While plasma morphine-efficacy relationships can be demonstrated in non-tolerant individuals, they are influenced by a wide variety of factors and are not generally useful as a guide to the clinical use of morphine. The effective dose in opioid-tolerant patients may be 10-50 times as great (or greater) than the appropriate dose for opioid-naive individuals. Dosages of morphine should be chosen and must be titrated on the bases of clinical evaluation of the patient and the balance between therapeutic and adverse effects.
For any fixed dose and dosing interval, morphine sulfate extended-release tablets will have at steady state, a lower Cmax and a higher Cmin than conventional morphine. This is a potential advantage; a reduced fluctuation in morphine concentration during the dosing interval should keep morphine blood levels more centered within the theoretical "therapeutic window." (Fluctuation for a dosing interval is defined as [Cmax-Cmin]/ [Css average].) On the other hand, the degree of fluctuation in serum morphine concentration might conceivably affect other phenomena. For example, reduced fluctuations in blood morphine concentrations might influence the rate of tolerance induction.
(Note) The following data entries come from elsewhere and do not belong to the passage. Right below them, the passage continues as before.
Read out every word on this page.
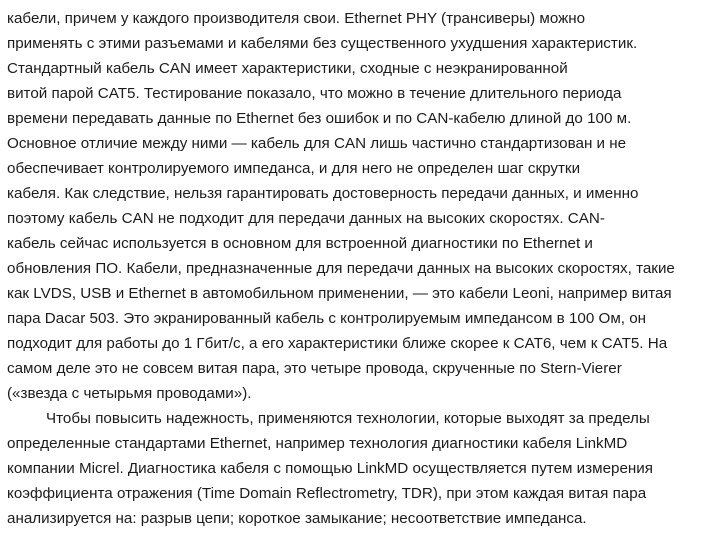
кабели, причем у каждого производителя свои. Ethernet PHY (трансиверы) можно
применять с этими разъемами и кабелями без существенного ухудшения характеристик.
Стандартный кабель CAN имеет характеристики, сходные с неэкранированной
витой парой CAT5. Тестирование показало, что можно в течение длительного периода
времени передавать данные по Ethernet без ошибок и по CAN-кабелю длиной до 100 м.
Основное отличие между ними — кабель для CAN лишь частично стандартизован и не
обеспечивает контролируемого импеданса, и для него не определен шаг скрутки
кабеля. Как следствие, нельзя гарантировать достоверность передачи данных, и именно
поэтому кабель CAN не подходит для передачи данных на высоких скоростях. CAN-
кабель сейчас используется в основном для встроенной диагностики по Ethernet и
обновления ПО. Кабели, предназначенные для передачи данных на высоких скоростях, такие
как LVDS, USB и Ethernet в автомобильном применении, — это кабели Leoni, например витая
пара Dacar 503. Это экранированный кабель с контролируемым импедансом в 100 Ом, он
подходит для работы до 1 Гбит/с, а его характеристики ближе скорее к CAT6, чем к CAT5. На
самом деле это не совсем витая пара, это четыре провода, скрученные по Stern-Vierer
(«звезда с четырьмя проводами»).
Чтобы повысить надежность, применяются технологии, которые выходят за пределы
определенные стандартами Ethernet, например технология диагностики кабеля LinkMD
компании Micrel. Диагностика кабеля с помощью LinkMD осуществляется путем измерения
коэффициента отражения (Time Domain Reflectrometry, TDR), при этом каждая витая пара
анализируется на: разрыв цепи; короткое замыкание; несоответствие импеданса.
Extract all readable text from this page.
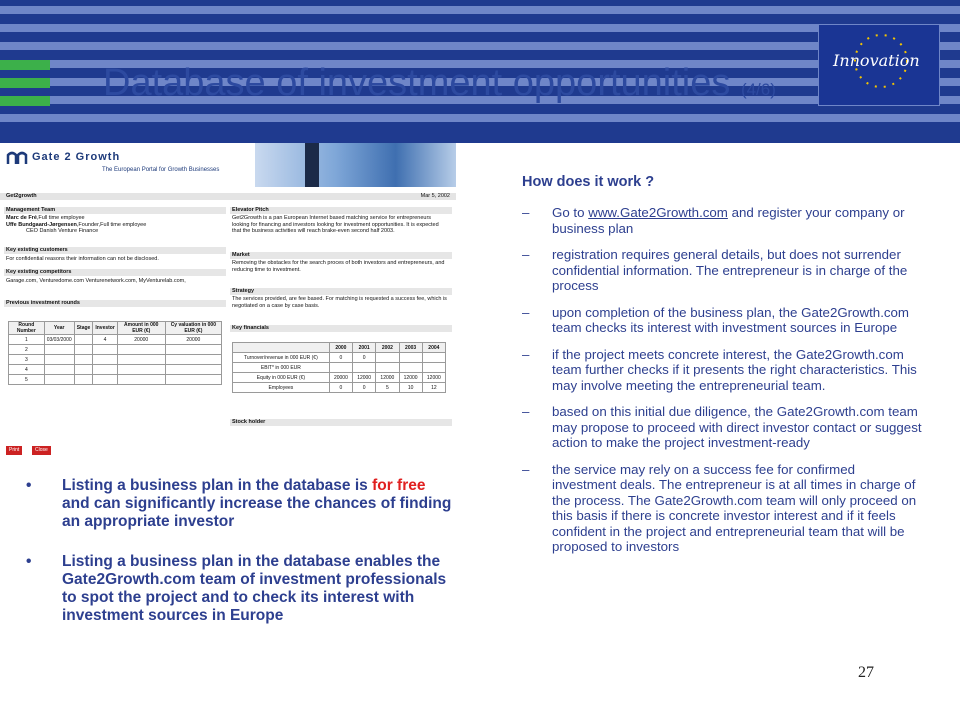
Database of investment opportunities (4/6)
Innovation
Gate 2 Growth
The European Portal for Growth Businesses
Get2growth	Mar 5, 2002
Management Team
Marc de Fré,Full time employee
Uffe Bundgaard-Jørgensen,Founder,Full time employee
CEO Danish Venture Finance
Key existing customers
For confidential reasons their information can not be disclosed.
Key existing competitors
Garage.com, Venturedome.com Venturenetwork.com, MyVenturelab.com,
Previous investment rounds
Round Number	Year	Stage	Investor	Amount in 000 EUR (€)	Cy valuation in 000 EUR (€)
1	03/03/2000		4	20000	20000
2					
3					
4					
5					
Elevator Pitch
Get2Growth is a pan European Internet based matching service for entrepreneurs looking for financing and investors looking for investment opportunities. It is expected that the business activities will reach brake-even second half 2003.
Market
Removing the obstacles for the search proces of both investors and entrepreneurs, and reducing time to investment.
Strategy
The services provided, are fee based. For matching is requested a success fee, which is negotiated on a case by case basis.
Key financials
	2000	2001	2002	2003	2004
Turnover/revenue in 000 EUR (€)	0	0			
EBIT* in 000 EUR					
Equity in 000 EUR (€)	20000	12000	12000	12000	12000
Employees	0	0	5	10	12
Stock holder
Print	Close
• Listing a business plan in the database is for free and can significantly increase the chances of finding an appropriate investor
• Listing a business plan in the database enables the Gate2Growth.com team of investment professionals to spot the project and to check its interest with investment sources in Europe
How does it work ?
– Go to www.Gate2Growth.com and register your company or business plan
– registration requires general details, but does not surrender confidential information. The entrepreneur is in charge of the process
– upon completion of the business plan, the Gate2Growth.com team checks its interest with investment sources in Europe
– if the project meets concrete interest, the Gate2Growth.com team further checks if it presents the right characteristics. This may involve meeting the entrepreneurial team.
– based on this initial due diligence, the Gate2Growth.com team may propose to proceed with direct investor contact or suggest action to make the project investment-ready
– the service may rely on a success fee for confirmed investment deals. The entrepreneur is at all times in charge of the process. The Gate2Growth.com team will only proceed on this basis if there is concrete investor interest and if it feels confident in the project and entrepreneurial team that will be proposed to investors
27
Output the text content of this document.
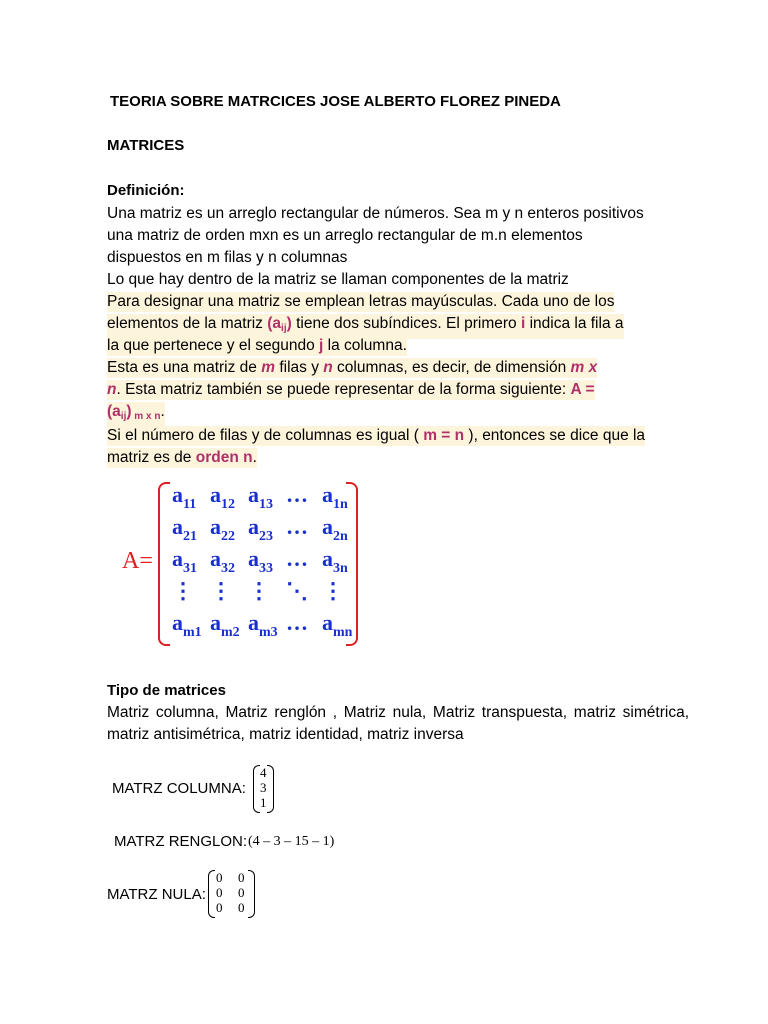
TEORIA SOBRE MATRCICES JOSE ALBERTO FLOREZ PINEDA
MATRICES
Definición:
Una matriz es un arreglo rectangular de números. Sea m y n enteros positivos
una matriz de orden mxn es un arreglo rectangular de m.n elementos
dispuestos en m filas y n columnas
Lo que hay dentro de la matriz se llaman componentes de la matriz
Para designar una matriz se emplean letras mayúsculas. Cada uno de los
elementos de la matriz $(a_{ij})$ tiene dos subíndices. El primero i indica la fila a
la que pertenece y el segundo j la columna.
Esta es una matriz de m filas y n columnas, es decir, de dimensión m x
n. Esta matriz también se puede representar de la forma siguiente: A =
$(a_{ij})$ $_{m x n}$.
Si el número de filas y de columnas es igual ( m = n ), entonces se dice que la
matriz es de orden n.
A=
$a_{11}$ $a_{12}$ $a_{13}$ … $a_{1n}$
$a_{21}$ $a_{22}$ $a_{23}$ … $a_{2n}$
$a_{31}$ $a_{32}$ $a_{33}$ … $a_{3n}$
⋮ ⋮ ⋮ ⋱ ⋮
$a_{m1}$ $a_{m2}$ $a_{m3}$ … $a_{mn}$
Tipo de matrices
Matriz columna, Matriz renglón , Matriz nula, Matriz transpuesta, matriz simétrica, matriz antisimétrica, matriz identidad, matriz inversa
MATRZ COLUMNA:
4
3
1
MATRZ RENGLON: (4 – 3 – 15 – 1)
MATRZ NULA:
0 0
0 0
0 0
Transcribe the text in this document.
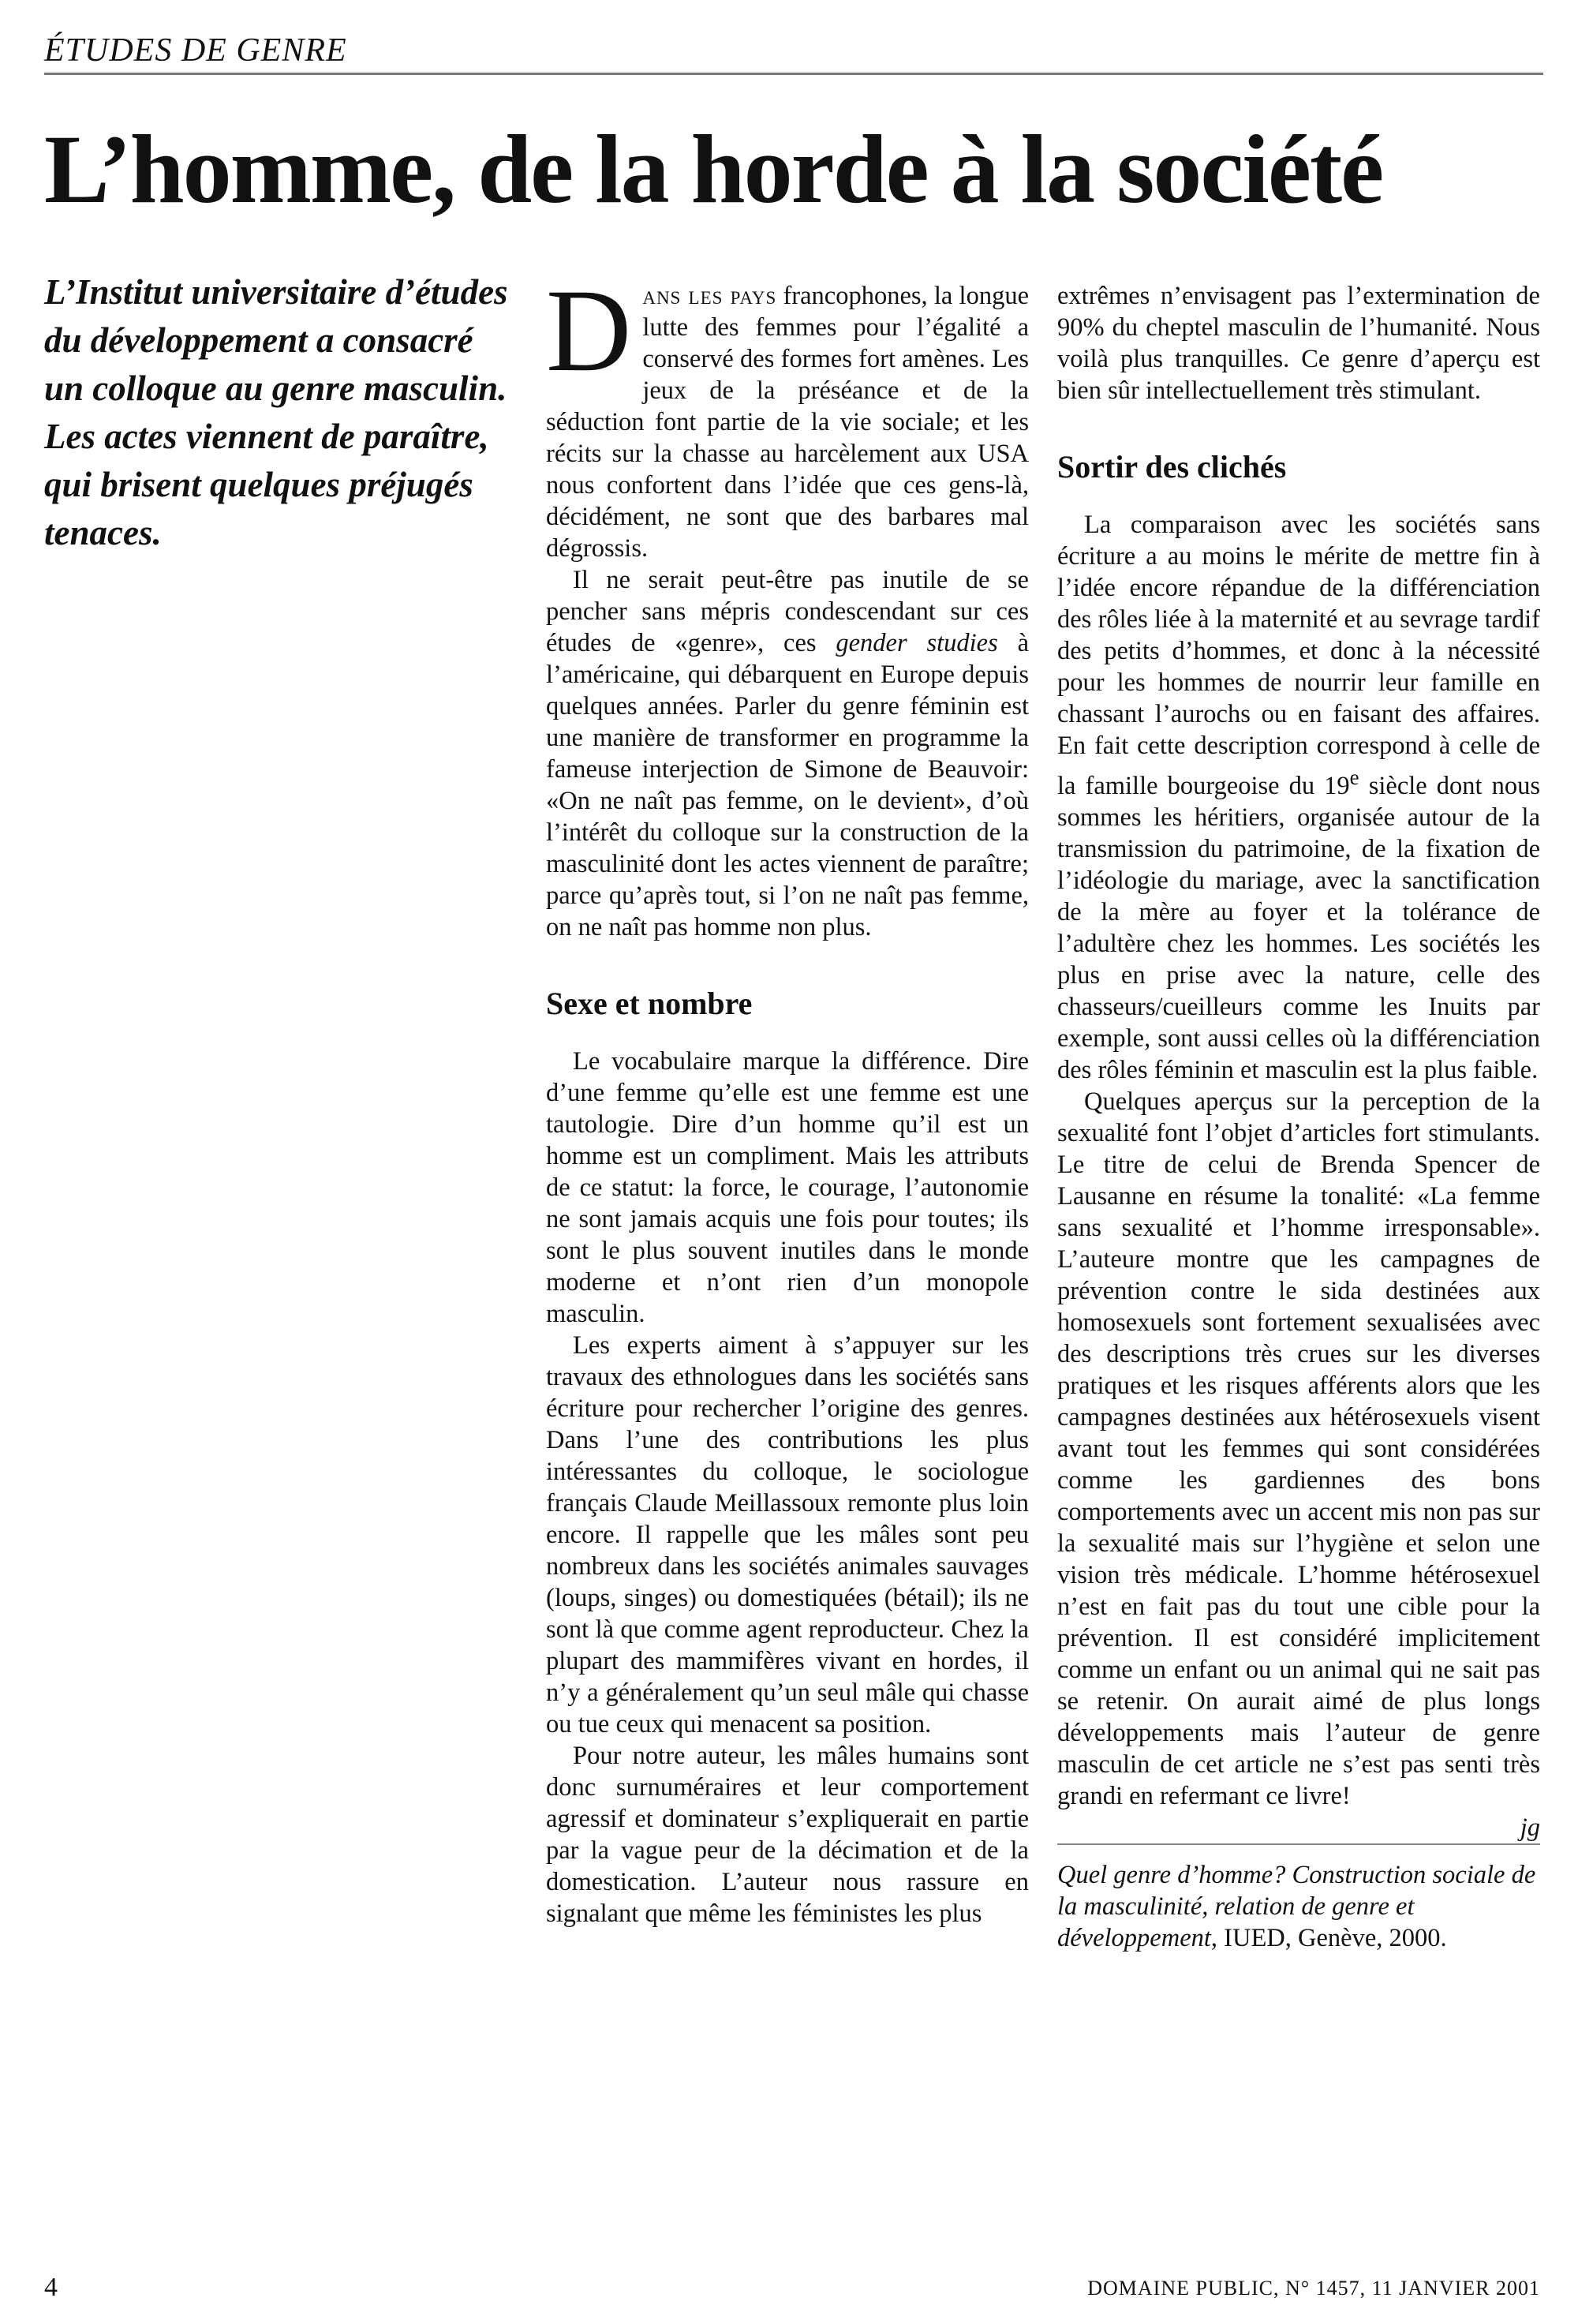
ÉTUDES DE GENRE
L’homme, de la horde à la société

L’Institut universitaire d’études du développement a consacré un colloque au genre masculin.

Les actes viennent de paraître, qui brisent quelques préjugés tenaces.

Dans les pays francophones, la longue lutte des femmes pour l’égalité a conservé des formes fort amènes. Les jeux de la préséance et de la séduction font partie de la vie sociale; et les récits sur la chasse au harcèlement aux USA nous confortent dans l’idée que ces gens-là, décidément, ne sont que des barbares mal dégrossis.

Il ne serait peut-être pas inutile de se pencher sans mépris condescendant sur ces études de «genre», ces gender studies à l’américaine, qui débarquent en Europe depuis quelques années. Parler du genre féminin est une manière de transformer en programme la fameuse interjection de Simone de Beauvoir: «On ne naît pas femme, on le devient», d’où l’intérêt du colloque sur la construction de la masculinité dont les actes viennent de paraître; parce qu’après tout, si l’on ne naît pas femme, on ne naît pas homme non plus.

Sexe et nombre

Le vocabulaire marque la différence. Dire d’une femme qu’elle est une femme est une tautologie. Dire d’un homme qu’il est un homme est un compliment. Mais les attributs de ce statut: la force, le courage, l’autonomie ne sont jamais acquis une fois pour toutes; ils sont le plus souvent inutiles dans le monde moderne et n’ont rien d’un monopole masculin.

Les experts aiment à s’appuyer sur les travaux des ethnologues dans les sociétés sans écriture pour rechercher l’origine des genres. Dans l’une des contributions les plus intéressantes du colloque, le sociologue français Claude Meillassoux remonte plus loin encore. Il rappelle que les mâles sont peu nombreux dans les sociétés animales sauvages (loups, singes) ou domestiquées (bétail); ils ne sont là que comme agent reproducteur. Chez la plupart des mammifères vivant en hordes, il n’y a généralement qu’un seul mâle qui chasse ou tue ceux qui menacent sa position.

Pour notre auteur, les mâles humains sont donc surnuméraires et leur comportement agressif et dominateur s’expliquerait en partie par la vague peur de la décimation et de la domestication. L’auteur nous rassure en signalant que même les féministes les plus

extrêmes n’envisagent pas l’extermination de 90% du cheptel masculin de l’humanité. Nous voilà plus tranquilles. Ce genre d’aperçu est bien sûr intellectuellement très stimulant.

Sortir des clichés

La comparaison avec les sociétés sans écriture a au moins le mérite de mettre fin à l’idée encore répandue de la différenciation des rôles liée à la maternité et au sevrage tardif des petits d’hommes, et donc à la nécessité pour les hommes de nourrir leur famille en chassant l’aurochs ou en faisant des affaires. En fait cette description correspond à celle de la famille bourgeoise du 19e siècle dont nous sommes les héritiers, organisée autour de la transmission du patrimoine, de la fixation de l’idéologie du mariage, avec la sanctification de la mère au foyer et la tolérance de l’adultère chez les hommes. Les sociétés les plus en prise avec la nature, celle des chasseurs/cueilleurs comme les Inuits par exemple, sont aussi celles où la différenciation des rôles féminin et masculin est la plus faible.

Quelques aperçus sur la perception de la sexualité font l’objet d’articles fort stimulants. Le titre de celui de Brenda Spencer de Lausanne en résume la tonalité: «La femme sans sexualité et l’homme irresponsable». L’auteure montre que les campagnes de prévention contre le sida destinées aux homosexuels sont fortement sexualisées avec des descriptions très crues sur les diverses pratiques et les risques afférents alors que les campagnes destinées aux hétérosexuels visent avant tout les femmes qui sont considérées comme les gardiennes des bons comportements avec un accent mis non pas sur la sexualité mais sur l’hygiène et selon une vision très médicale. L’homme hétérosexuel n’est en fait pas du tout une cible pour la prévention. Il est considéré implicitement comme un enfant ou un animal qui ne sait pas se retenir. On aurait aimé de plus longs développements mais l’auteur de genre masculin de cet article ne s’est pas senti très grandi en refermant ce livre!

jg

Quel genre d’homme? Construction sociale de la masculinité, relation de genre et développement, IUED, Genève, 2000.

4	DOMAINE PUBLIC, N° 1457, 11 JANVIER 2001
The elimination of morphine occurs primarily as renal excretion of 3-morphine glucuronide. A small amount of the glucuronide conjugate is excreted in the bile, and there is some minor enterohepatic recycling. Because morphine is primarily metabolized to inactive metabolites, the effects of renal disease on morphine’s elimination are not likely to be pronounced. However, as with any drug, caution should be taken to guard against unanticipated accumulation if renal and/or hepatic function is seriously impaired.